Tecnología de producción de muteínas hiperglicosiladas de eritropoyetina humana

Abstract

La eritropoyetina humana (hEPO) ha sido propuesta como un candidato para el tratamiento de patologías asociadas al Sistema Nervioso Central (SNC). Con el objetivo de priorizar selectivamente las propiedades neurobiológicas de hEPO sin los efectos hematopoyéticos, se diseñaron 12 muteínas de hEPO mediante glicoingeniería por hiperglicosilación, que fueron expresadas en células CHO.K1. De las muteínas, 3 de ellas fueron previamente caracterizadas, obteniéndose resultados muy promisorios. En este estudio, las 9 variantes restantes fueron producidas, purificadas y caracterizadas mediante el análisis de sus propiedades fisicoquímicas y su función biológica in vitro. Las variantes con las mejores características (Mut 45_47 y Mut 104) fueron seleccionadas para ser expresadas en la línea celular HEK-293, con el objetivo de obtener perfiles de glicosilación más similares a la hEPO del SNC y comparar variantes expresadas en los distintos huéspedes celulares en términos de sus funciones biológicas. El análisis comparativo reveló que las variantes de HEK-293 poseen menor masa molecular y contenido de ácido siálico que sus análogos. Los ensayos biológicos in vitro confirmaron el bloqueo de la actividad eritropoyética y la preservación de la función neurobiológica. Aunque las variantes de HEK-293 presentaron propiedades farmacocinéticas menos favorables, no se observaron diferencias significativas entre líneas celulares en la actividad neurobiológica in vivo. Adicionalmente, todas las muteínas demostraron una actividad la molécula de rhEPO original. Los resultados obtenidos en la presente tesis perfilan a la línea celular HEK-293 como una plataforma de producción prometedora para análogos de hEPO con potencial terapéutico en patologías del SNC.

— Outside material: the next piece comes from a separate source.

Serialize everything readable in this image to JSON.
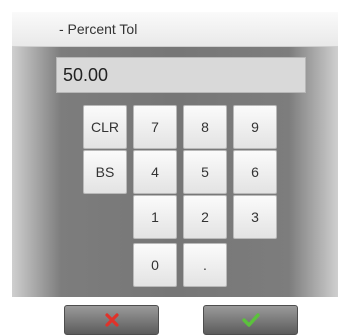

Human erythropoietin (hEPO) has been proposed as a candidate for Central Nervous System (CNS)-associated diseases. Aiming to selectively prioritize the neurobiological properties of hEPO while minimizing the effects associated with its erythropoietic activity, 12 hEPO muteins were previously designed in our laboratory using glycoengineering strategies through hyperglycosylation, which were expressed in CHO.K1 cells. Three of these muteins were previously characterized, yielding very promising results. In this study, the remaining 9 muteins were produced, purified, and characterized by studying their physicochemical properties and in vitro biological activity. The variants exhibiting the most favorable characteristics (Mut 45_47 and Mut 104) were selected for expression in the HEK-293 cell line. The objective was focused on obtaining muteins with a glycosylation profile similar to the hEPO physiologically produced in the CNS, and to compare variants expressed in different host cells in terms of their biological properties. Comparative analysis revealed that HEK-293-derived variants possess lower molecular mass and reduced sialic acid content compared to their counterparts. In vitro assays confirmed the ablation of erythropoietic activity and the preservation of neurobiological function. Although HEK-293 variants exhibited less favorable pharmacokinetic properties, no significant differences in in vivo neurobiological activity were observed between cell lines. Furthermore, all muteins demonstrated superior activity compared to the native rhEPO molecule. The findings of this thesis position the HEK-293 cell line as a promising production platform for hEPO analogs with therapeutic potential in CNS disorders, offering more favorable glycosylation profiles characterized by simpler, potentially less immunogenic glycans.